Questions about the code implementation

PKU-ICST-MIPL / FGCrossNet_ACMMM2019

Source code of our ACM MM 2019 paper "A New Benchmark and Approach for Fine-grained Cross-media Retrieval".

56 stars 23 forks source link

Questions about the code implementation #5

Closed amyzx closed 2 years ago

amyzx commented 2 years ago

Hi, sorry to bother you. I have the following 4 questions.

I found in your dataset.py, Line 52 seems to be wrong because it needs to be in a for loop. Please check this line If this is correct, it means that CudaTextDataset only processes the last text.
I am curious about the parameter max_length in CudaTextDataset. Why it is 448? Can I change it to other number such as 64 or 128?
Can I process text by calling processtxt before calling forward function? I hope processed text could have the same dimension as images, such as [3, 448, 448].
Can I change the crop_size from 448 to 48, and scale_size from 512 to 64? I hope to reduce the input data. Will this change influence the model training accuracy?

Looking forward to your reply, thanks!

thebestYezhang commented 2 years ago

Hello, I am also curious about their work. About your questions 2，they had described in the paper, because they want to cover all items. So you can change it to smaller numbers. About the question 3, I think they did like you said. As for the last question, certainly it will decrease the score. So, are you doing this work up to now？Or you've done it?

amyzx commented 2 years ago

@thebestYezhang Hi, thanks for your reply. I tried to implement the method in question 3, but not finished until now. I am not working on this project right now.

Rose-bud commented 1 year ago

@thebestYezhang Hi, thanks for your reply. I tried to implement the method in question 3, but not finished until now.
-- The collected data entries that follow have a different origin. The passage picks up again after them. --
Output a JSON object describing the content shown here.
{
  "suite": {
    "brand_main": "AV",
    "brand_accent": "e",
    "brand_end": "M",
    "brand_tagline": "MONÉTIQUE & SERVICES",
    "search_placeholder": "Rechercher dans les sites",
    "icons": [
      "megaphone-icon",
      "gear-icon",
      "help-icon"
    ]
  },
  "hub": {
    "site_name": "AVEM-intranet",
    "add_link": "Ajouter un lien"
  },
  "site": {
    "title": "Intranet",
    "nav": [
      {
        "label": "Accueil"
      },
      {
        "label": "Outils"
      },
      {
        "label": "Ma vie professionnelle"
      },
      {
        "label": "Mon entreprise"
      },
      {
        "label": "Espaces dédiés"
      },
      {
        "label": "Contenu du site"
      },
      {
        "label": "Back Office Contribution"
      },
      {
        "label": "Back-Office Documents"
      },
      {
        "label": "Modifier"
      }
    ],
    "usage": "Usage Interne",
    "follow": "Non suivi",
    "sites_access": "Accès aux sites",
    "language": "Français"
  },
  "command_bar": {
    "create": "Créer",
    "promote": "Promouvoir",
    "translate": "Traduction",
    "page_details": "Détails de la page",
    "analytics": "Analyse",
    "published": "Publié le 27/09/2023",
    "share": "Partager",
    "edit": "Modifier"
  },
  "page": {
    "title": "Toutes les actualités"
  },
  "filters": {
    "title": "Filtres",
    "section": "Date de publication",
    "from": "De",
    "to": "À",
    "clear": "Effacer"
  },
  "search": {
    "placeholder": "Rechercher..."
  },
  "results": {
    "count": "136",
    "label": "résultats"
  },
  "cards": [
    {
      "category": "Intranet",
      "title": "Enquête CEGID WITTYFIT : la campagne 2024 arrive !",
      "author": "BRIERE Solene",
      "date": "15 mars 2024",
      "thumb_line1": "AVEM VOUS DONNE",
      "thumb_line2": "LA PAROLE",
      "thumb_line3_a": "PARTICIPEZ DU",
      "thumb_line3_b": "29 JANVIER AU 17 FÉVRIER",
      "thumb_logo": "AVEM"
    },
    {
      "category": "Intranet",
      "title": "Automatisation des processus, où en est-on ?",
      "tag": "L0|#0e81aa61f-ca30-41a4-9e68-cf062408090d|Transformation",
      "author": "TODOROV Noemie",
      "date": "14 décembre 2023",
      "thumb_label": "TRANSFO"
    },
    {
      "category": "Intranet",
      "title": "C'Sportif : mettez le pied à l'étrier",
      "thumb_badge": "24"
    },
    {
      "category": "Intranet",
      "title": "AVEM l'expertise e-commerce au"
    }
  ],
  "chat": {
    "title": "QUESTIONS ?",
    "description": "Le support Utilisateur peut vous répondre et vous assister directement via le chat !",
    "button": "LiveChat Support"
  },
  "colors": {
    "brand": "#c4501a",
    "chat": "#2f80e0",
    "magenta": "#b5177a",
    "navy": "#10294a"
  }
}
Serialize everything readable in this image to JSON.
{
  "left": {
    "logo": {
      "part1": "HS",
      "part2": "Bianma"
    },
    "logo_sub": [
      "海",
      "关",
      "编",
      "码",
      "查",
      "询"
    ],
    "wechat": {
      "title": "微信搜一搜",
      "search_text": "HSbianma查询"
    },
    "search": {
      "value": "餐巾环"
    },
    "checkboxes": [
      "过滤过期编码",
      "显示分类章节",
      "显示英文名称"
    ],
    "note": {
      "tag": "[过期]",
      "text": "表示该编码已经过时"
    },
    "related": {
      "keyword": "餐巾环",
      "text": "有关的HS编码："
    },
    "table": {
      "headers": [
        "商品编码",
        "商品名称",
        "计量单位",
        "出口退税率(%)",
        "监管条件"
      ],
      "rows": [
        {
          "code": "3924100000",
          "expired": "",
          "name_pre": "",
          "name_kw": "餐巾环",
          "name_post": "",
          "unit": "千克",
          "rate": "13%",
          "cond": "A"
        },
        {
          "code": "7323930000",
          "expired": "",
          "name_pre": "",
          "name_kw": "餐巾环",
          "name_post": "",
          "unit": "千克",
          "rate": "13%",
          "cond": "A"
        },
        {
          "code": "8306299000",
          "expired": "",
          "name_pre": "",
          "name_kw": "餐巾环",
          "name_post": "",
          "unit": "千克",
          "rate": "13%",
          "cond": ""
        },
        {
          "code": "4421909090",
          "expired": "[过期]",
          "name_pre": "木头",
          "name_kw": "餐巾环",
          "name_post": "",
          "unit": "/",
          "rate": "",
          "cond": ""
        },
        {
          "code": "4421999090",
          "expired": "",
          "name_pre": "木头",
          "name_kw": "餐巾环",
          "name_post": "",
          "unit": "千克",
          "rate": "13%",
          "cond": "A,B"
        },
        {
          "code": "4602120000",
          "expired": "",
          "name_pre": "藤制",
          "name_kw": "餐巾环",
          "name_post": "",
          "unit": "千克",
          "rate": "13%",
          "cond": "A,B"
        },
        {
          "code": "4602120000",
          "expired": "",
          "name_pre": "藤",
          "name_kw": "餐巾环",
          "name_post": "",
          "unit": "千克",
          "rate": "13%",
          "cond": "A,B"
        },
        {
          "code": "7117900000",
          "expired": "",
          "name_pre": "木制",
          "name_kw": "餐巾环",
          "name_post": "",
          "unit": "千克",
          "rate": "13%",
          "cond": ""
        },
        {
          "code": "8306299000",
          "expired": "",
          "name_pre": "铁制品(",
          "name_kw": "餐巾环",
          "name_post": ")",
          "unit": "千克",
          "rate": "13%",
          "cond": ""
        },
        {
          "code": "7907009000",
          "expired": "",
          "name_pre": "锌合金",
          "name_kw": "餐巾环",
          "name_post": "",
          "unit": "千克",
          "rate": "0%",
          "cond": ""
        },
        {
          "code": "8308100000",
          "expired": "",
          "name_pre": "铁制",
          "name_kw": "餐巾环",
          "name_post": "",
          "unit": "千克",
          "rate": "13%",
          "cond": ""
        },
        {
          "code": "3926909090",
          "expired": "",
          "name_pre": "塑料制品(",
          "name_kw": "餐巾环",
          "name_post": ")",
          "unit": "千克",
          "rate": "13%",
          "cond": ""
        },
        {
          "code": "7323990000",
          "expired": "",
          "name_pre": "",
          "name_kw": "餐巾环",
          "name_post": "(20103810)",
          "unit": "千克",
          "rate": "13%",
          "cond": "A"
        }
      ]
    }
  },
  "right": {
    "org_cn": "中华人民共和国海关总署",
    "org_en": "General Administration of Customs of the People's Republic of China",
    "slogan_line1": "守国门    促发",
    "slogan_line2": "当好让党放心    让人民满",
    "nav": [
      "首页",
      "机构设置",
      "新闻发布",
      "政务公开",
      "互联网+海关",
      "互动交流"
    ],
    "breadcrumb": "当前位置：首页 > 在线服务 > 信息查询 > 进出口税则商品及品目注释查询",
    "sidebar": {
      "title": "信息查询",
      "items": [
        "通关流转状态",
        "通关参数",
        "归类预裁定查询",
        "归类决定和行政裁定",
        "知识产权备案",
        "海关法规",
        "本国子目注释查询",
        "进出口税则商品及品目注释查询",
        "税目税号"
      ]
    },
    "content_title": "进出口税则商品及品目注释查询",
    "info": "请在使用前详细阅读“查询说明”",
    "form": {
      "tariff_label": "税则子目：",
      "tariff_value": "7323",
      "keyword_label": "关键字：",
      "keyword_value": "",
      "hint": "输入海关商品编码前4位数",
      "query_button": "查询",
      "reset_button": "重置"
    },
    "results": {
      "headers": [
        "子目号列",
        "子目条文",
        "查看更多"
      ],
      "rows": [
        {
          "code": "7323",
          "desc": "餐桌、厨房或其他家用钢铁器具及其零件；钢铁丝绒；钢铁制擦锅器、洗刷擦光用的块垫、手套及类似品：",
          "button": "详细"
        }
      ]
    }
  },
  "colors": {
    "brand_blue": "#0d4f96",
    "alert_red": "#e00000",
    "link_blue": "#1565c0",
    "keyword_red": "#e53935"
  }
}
I am not working on this project right now.

Hi guys, I've recently wanted to do some work on fine-grained cross-modal retrieval based on this paper, but I've also encountered problems related to e.g. dataset acquisition, code reproduction after getting deeper into the paper, in your opinion, should I continue to go along with this paper? So far the dataset acquisition is much more complex than the other tasks.

Rose-bud commented 1 year ago

Hi guys, I've recently wanted to do some work on fine-grained cross-modal retrieval based on this paper, but I've also encountered problems related to e.g. dataset acquisition, code reproduction after getting deeper into the paper, in your opinion, should I continue to go along with this paper? So far the dataset acquisition is much more complex than the other tasks.